When he drank a little more than he should, his head would ache, and he would feel, more frequently now, an unpleasant pressure in his chest. He was afraid of solitude, yet found himself alone more and more often. The blank spaces in his life that could not be filled were increasing, spaces left by his mother, by Albina and even by Eva, although he could fill that particular blank any time he felt like it. Writing his screenplay occupied his time, but unfortunately he had only two or three final scenes left to write. He put off working on them; what would he do when he had finished?

He bought a new Mercedes coupé even though he had to sell a baroque table from his cottage to raise the money. Sokol was furious; he considered their private assets part of the firm's common property. His plan was to buy a well-located shop when the state began auctioning them off, where he would open a large electronics store. Didn't Pavel understand that there would be a high reserve price, and that other interested parties would have to be bribed to stay out of the bidding? Where would the money for that come from if he squandered what he had on cars?

But he didn't need a big store. He needed a new car.

'What for?'

'For life.'

'You don't understand. Either the firm grows or it dies.'

'I've been dying for forty-eight years now.'

The car was vermilion. Everything was automatic, and the speedometer showed speeds of up to three hundred kilometres an hour.

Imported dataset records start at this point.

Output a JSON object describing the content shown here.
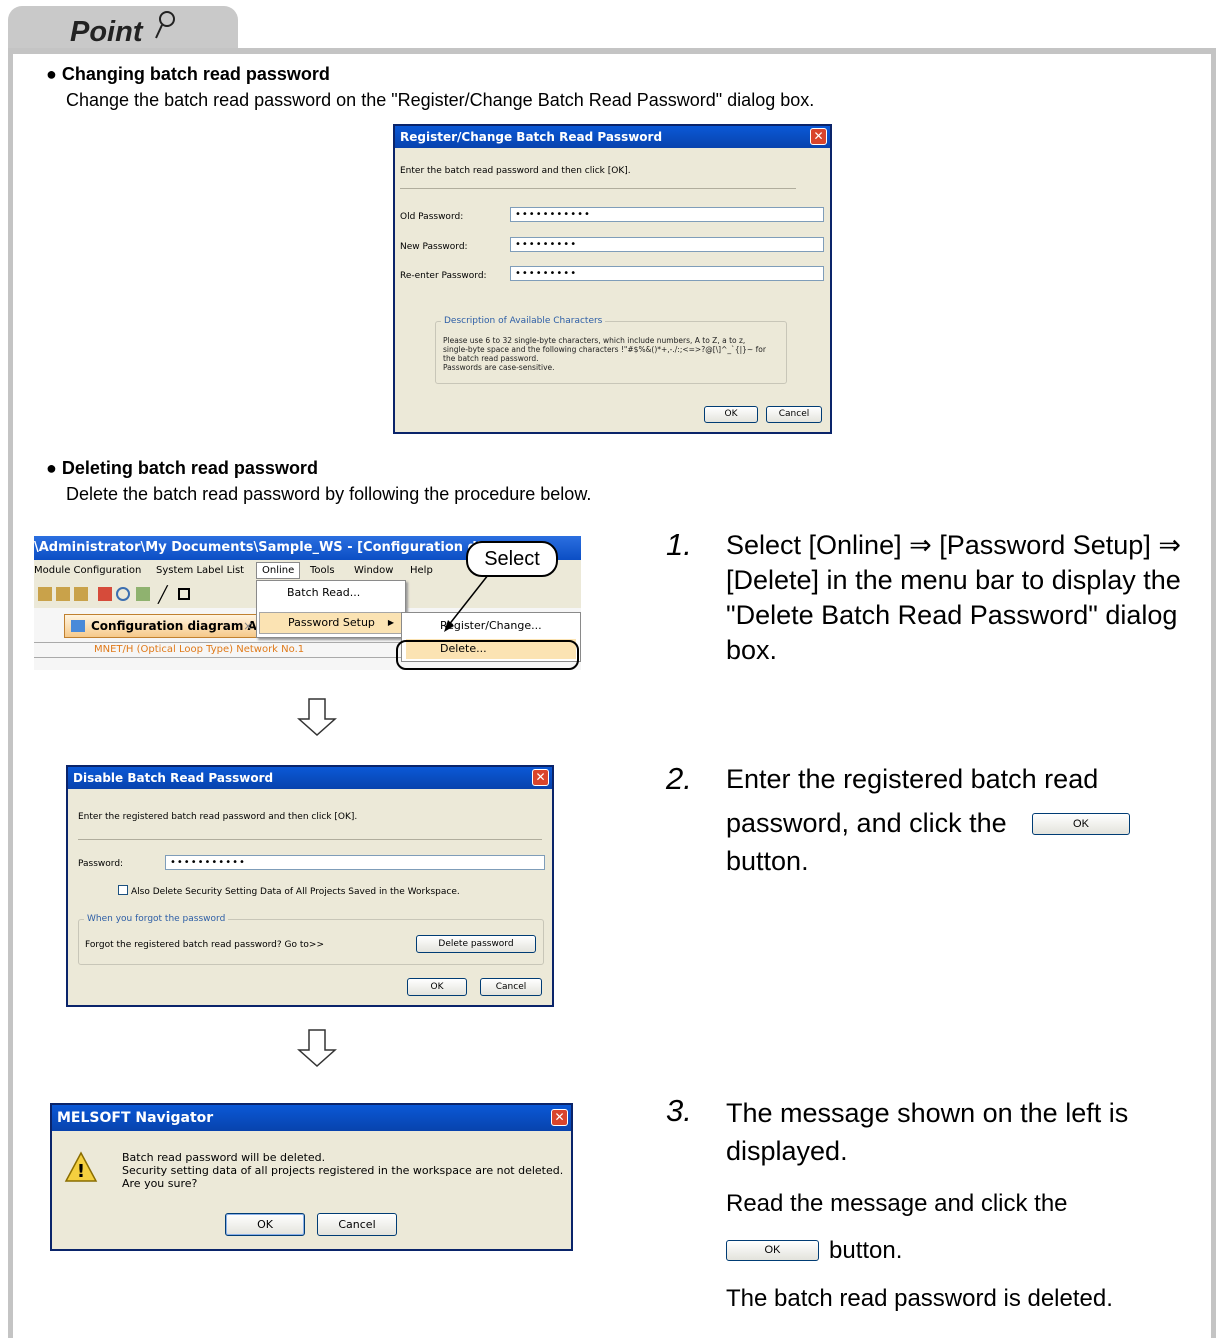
{
  "point": {
    "label": "Point"
  },
  "sections": {
    "change": {
      "title": "Changing batch read password",
      "desc": "Change the batch read password on the \"Register/Change Batch Read Password\" dialog box."
    },
    "delete": {
      "title": "Deleting batch read password",
      "desc": "Delete the batch read password by following the procedure below."
    }
  },
  "reg_dialog": {
    "title": "Register/Change Batch Read Password",
    "instruction": "Enter the batch read password and then click [OK].",
    "old_label": "Old Password:",
    "old_value": "•••••••••••",
    "new_label": "New Password:",
    "new_value": "•••••••••",
    "reenter_label": "Re-enter Password:",
    "reenter_value": "•••••••••",
    "group_label": "Description of Available Characters",
    "desc_line1": "Please use 6 to 32 single-byte characters, which include numbers, A to Z, a to z,",
    "desc_line2": "single-byte space and the following characters !\"#$%&()*+,-./:;<=>?@[\\]^_`{|}~ for",
    "desc_line3": "the batch read password.",
    "desc_line4": "Passwords are case-sensitive.",
    "ok": "OK",
    "cancel": "Cancel"
  },
  "app_window": {
    "title": "\\Administrator\\My Documents\\Sample_WS - [Configuration diagrar",
    "menu": [
      "Module Configuration",
      "System Label List",
      "Online",
      "Tools",
      "Window",
      "Help"
    ],
    "tab": "Configuration diagram A",
    "network_row": "MNET/H (Optical Loop Type) Network No.1",
    "online_menu": [
      "Batch Read...",
      "Password Setup"
    ],
    "submenu": [
      "Register/Change...",
      "Delete..."
    ],
    "callout": "Select"
  },
  "disable_dialog": {
    "title": "Disable Batch Read Password",
    "instruction": "Enter the registered batch read password and then click [OK].",
    "password_label": "Password:",
    "password_value": "•••••••••••",
    "checkbox_label": "Also Delete Security Setting Data of All Projects Saved in the Workspace.",
    "group_label": "When you forgot the password",
    "forgot_text": "Forgot the registered batch read password? Go to>>",
    "delete_btn": "Delete password",
    "ok": "OK",
    "cancel": "Cancel"
  },
  "nav_dialog": {
    "title": "MELSOFT Navigator",
    "line1": "Batch read password will be deleted.",
    "line2": "Security setting data of all projects registered in the workspace are not deleted.",
    "line3": "Are you sure?",
    "ok": "OK",
    "cancel": "Cancel"
  },
  "steps": [
    {
      "num": "1.",
      "text": "Select [Online] ⇒ [Password Setup] ⇒ [Delete] in the menu bar to display the \"Delete Batch Read Password\" dialog box."
    },
    {
      "num": "2.",
      "text_a": "Enter the registered batch read",
      "text_b": "password, and click the",
      "text_c": "button.",
      "btn": "OK"
    },
    {
      "num": "3.",
      "text_a": "The message shown on the left is",
      "text_b": "displayed.",
      "text_c": "Read the message and click the",
      "text_d": "button.",
      "text_e": "The batch read password is deleted.",
      "btn": "OK"
    }
  ]
}
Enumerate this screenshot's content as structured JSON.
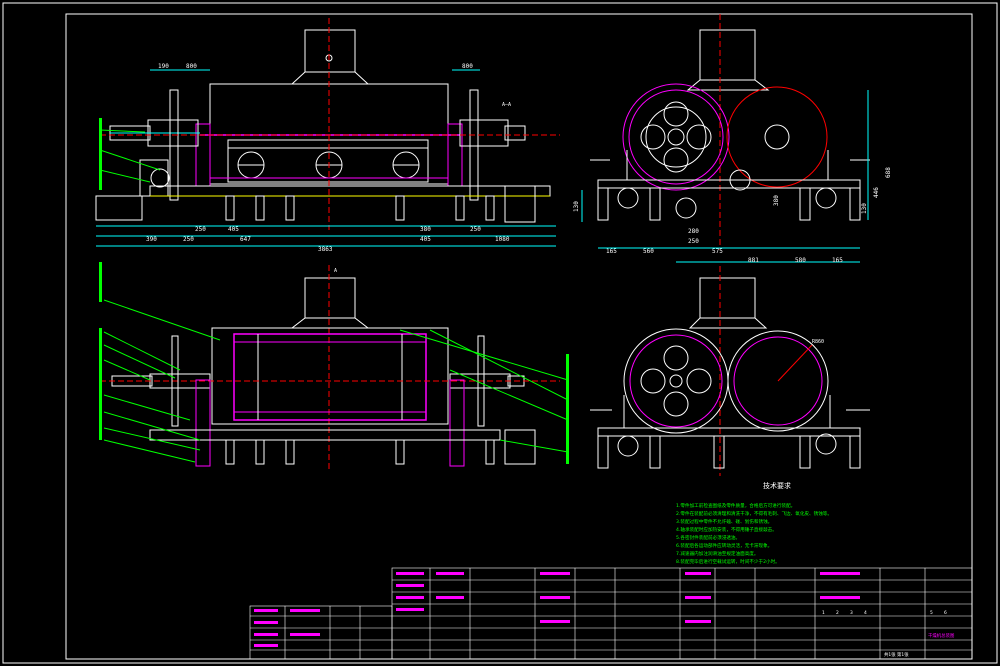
{
  "drawing": {
    "colors": {
      "background": "#000000",
      "outline": "#ffffff",
      "magenta": "#ff00ff",
      "green": "#00ff00",
      "red": "#ff0000",
      "cyan": "#00ffff",
      "yellow": "#ffff00"
    },
    "front_view": {
      "dims_top": [
        "190",
        "800",
        "800"
      ],
      "dims_bottom": [
        "390",
        "250",
        "250",
        "405",
        "647",
        "3863",
        "380",
        "250",
        "405",
        "1080"
      ],
      "section_mark": "A—A"
    },
    "side_view": {
      "dims_bottom": [
        "165",
        "560",
        "280",
        "250",
        "575",
        "881",
        "580",
        "165"
      ],
      "dims_vertical": [
        "130",
        "380",
        "446",
        "688",
        "130"
      ]
    },
    "top_view": {
      "section_mark": "A"
    },
    "end_view": {
      "radius_label": "R860"
    },
    "technical_notes": {
      "title": "技术要求",
      "lines": [
        "1.零件加工前检查图纸及零件质量，合格后方可进行装配。",
        "2.零件在装配前必须清理和清洗干净，不得有毛刺、飞边、氧化皮、锈蚀等。",
        "3.装配过程中零件不允许磕、碰、划伤和锈蚀。",
        "4.轴承装配时应加热安装，不得用锤子直接敲击。",
        "5.各密封件装配前必须浸透油。",
        "6.装配后各运动部件应转动灵活，无卡滞现象。",
        "7.减速器内加注润滑油至规定油面高度。",
        "8.装配完毕后进行空载试运转，时间不少于2小时。"
      ]
    },
    "title_block": {
      "drawing_name": "干燥机总装图",
      "scale_row": [
        "1",
        "2",
        "3",
        "4",
        "5",
        "6"
      ],
      "sheet_label": "共1张 第1张"
    }
  }
}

He drove his new car to the reception, arriving as late as he could. There were more familiar faces here than he expected, faces he remembered from past meetings and conferences. These faces had ruled over ministries, press agencies, factories, personnel departments, the television

network and him. Halama was there. He now owned a private radio station that broadcast the same hit songs he himself had so recently banned. He saw a poet with whom he'd once made a film about folk carvings of nativity scenes. The poet had gained official recognition by writing verses that expressed his love for women, the motherland and the Party. Now, anonymously, he wrote copy expressing his love of ever-sharp kitchen knives, ketchup and chewing-gum. Also, after a moment of uncertainty, Pavel recognized the good-looking strawberry-blonde who seemed to keep looking his way. He'd never known her name, but years ago he'd made love to her at a party near the explosives factory. He wondered if she had got back together with her husband, whose pockets had been filled with cheques from sheikhs and terrorists made out for amounts he could not even imagine. Even Little Ivens was here with a film crew to make a documentary about the new entrepreneurs. Little Ivens had now taken his place, but he had no reason to feel resentful about it because he had relinquished his job voluntarily.

He had no desire to be resentful about anyone.

He took a plate of sandwiches and as he did so he recalled his evening at the drama faculty. He remembered the room full of people sleeping on the floor, the girl who had offered him her blanket, the feeling of nearness to students he didn't know by name but who could easily have been his children. In the end, they had delivered handmade posters by car. What were the names of the two students who went with them? He couldn't remember, though he'd know them if he ever met them again. It hadn't occurred to him to invite the student who wanted to be a cameraman here. How could he, if he didn't know his name?

He felt an unexpected sense of uneasiness, as though he'd made a mistake and it had suddenly come back to haunt him.